Minggu, 20 Mei 2012

Australia: Agency clueless on terror funding

AS financial institutions prepare to pay upwards of $100 million to comply with new anti-money laundering and terror financing regulations, the head of the agency charged with detecting illegal transactions conceded authorities had no idea how much terror funding occurs in Australia.

AusTrac chief executive Neil Jensen said while authorities could estimate the amount of money laundering that took place annually, identifying terror funding was like searching for a "needle in a hayfield".

Mr Jensen's comments came as the director of the Australian Bankers Association, Tony Burke, put the cost to industry of complying with the reporting requirements at "upwards of $100 million", plus continuing annual costs.

In December last year, the Anti-Money Laundering and Counter-Terrorism Financing Act 2006 came into force. The legislation, which is being introduced in two tranches, requires brokers, funds managers, financial planners, banks, bullion dealers and casinos to report transactions above $10,000.

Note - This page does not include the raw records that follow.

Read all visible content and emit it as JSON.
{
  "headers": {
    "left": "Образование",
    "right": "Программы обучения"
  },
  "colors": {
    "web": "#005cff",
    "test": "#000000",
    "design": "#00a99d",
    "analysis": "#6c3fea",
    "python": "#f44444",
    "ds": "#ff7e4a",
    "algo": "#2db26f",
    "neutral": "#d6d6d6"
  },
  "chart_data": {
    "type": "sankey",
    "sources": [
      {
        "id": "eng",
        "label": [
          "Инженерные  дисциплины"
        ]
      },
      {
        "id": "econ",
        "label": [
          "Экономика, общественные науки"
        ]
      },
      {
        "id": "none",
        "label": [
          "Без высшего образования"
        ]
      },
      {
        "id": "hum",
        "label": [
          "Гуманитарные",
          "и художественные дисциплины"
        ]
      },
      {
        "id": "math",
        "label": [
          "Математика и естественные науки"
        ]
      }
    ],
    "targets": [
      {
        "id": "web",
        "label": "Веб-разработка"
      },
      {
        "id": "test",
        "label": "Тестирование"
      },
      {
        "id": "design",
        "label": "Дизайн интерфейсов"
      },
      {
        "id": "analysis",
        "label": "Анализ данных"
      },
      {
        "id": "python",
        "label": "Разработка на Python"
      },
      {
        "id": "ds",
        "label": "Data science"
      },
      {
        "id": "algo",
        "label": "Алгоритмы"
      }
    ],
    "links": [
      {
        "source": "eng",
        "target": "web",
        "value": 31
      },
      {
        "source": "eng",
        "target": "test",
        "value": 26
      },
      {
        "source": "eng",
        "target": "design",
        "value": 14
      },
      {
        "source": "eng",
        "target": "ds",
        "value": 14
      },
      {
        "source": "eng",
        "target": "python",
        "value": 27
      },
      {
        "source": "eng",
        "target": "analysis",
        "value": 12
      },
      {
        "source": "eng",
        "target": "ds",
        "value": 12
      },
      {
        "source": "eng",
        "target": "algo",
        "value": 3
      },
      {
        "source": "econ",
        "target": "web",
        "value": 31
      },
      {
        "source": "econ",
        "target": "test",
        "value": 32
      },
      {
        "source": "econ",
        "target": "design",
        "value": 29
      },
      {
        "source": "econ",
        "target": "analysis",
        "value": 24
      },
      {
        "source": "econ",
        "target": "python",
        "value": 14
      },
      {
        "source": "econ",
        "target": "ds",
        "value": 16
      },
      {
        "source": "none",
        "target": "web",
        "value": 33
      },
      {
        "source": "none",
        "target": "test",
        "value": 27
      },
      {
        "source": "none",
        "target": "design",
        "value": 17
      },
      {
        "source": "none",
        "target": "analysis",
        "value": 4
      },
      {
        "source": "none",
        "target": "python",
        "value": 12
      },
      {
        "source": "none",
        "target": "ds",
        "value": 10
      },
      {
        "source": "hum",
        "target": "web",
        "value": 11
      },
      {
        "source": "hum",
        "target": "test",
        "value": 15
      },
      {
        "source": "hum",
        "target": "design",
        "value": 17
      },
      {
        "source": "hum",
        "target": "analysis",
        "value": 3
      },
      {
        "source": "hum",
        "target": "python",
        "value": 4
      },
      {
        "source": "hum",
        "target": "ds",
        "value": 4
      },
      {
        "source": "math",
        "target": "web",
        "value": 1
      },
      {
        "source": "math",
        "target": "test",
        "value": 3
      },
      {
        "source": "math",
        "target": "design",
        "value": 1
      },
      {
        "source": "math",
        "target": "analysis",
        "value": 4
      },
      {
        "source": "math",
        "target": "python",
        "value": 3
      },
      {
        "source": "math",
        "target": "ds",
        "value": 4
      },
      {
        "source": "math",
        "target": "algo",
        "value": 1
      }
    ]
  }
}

The second tranche affects mainly accountants, jewellers, real estate agents and certain law firms.

A 2004 estimate put the amount of money being laundered in Australia at about $4.5billion, Mr Jensen said.

However, he said most terror financing concerned amounts of money too small to be detected.

Nevertheless, he defended the regime, saying it provided an important deterrent to terrorists. "The social and economic costs of terrorism financing far, far outweigh anything that we're doing to try to stop it," Mr Jensen told The Australian.

He said similar legislation was in place in other parts of the world, meaning Australia would be vulnerable if it did not follow suit. "We're part of a global program with global standards. If we don't meet the standards, we can be severely criticised."

Mr Burke said complying with the new rules - breaches of which can attract fines of up to $11 million for organisations and $2.2 million for individuals - had been "a huge undertaking".

"The impact on the institutions has been very significant both in terms of their policy development activity and now in respect of implementation," he said.

Mr Burke dismissed the argument that by meeting the requirements, banks would be ahead because they would have more information on their own clients. He said there were no significant commercial benefits for the banks.

Australian National University terrorism expert Clive Williams said he knew of no estimate that put a dollar value on terror financing in Australia.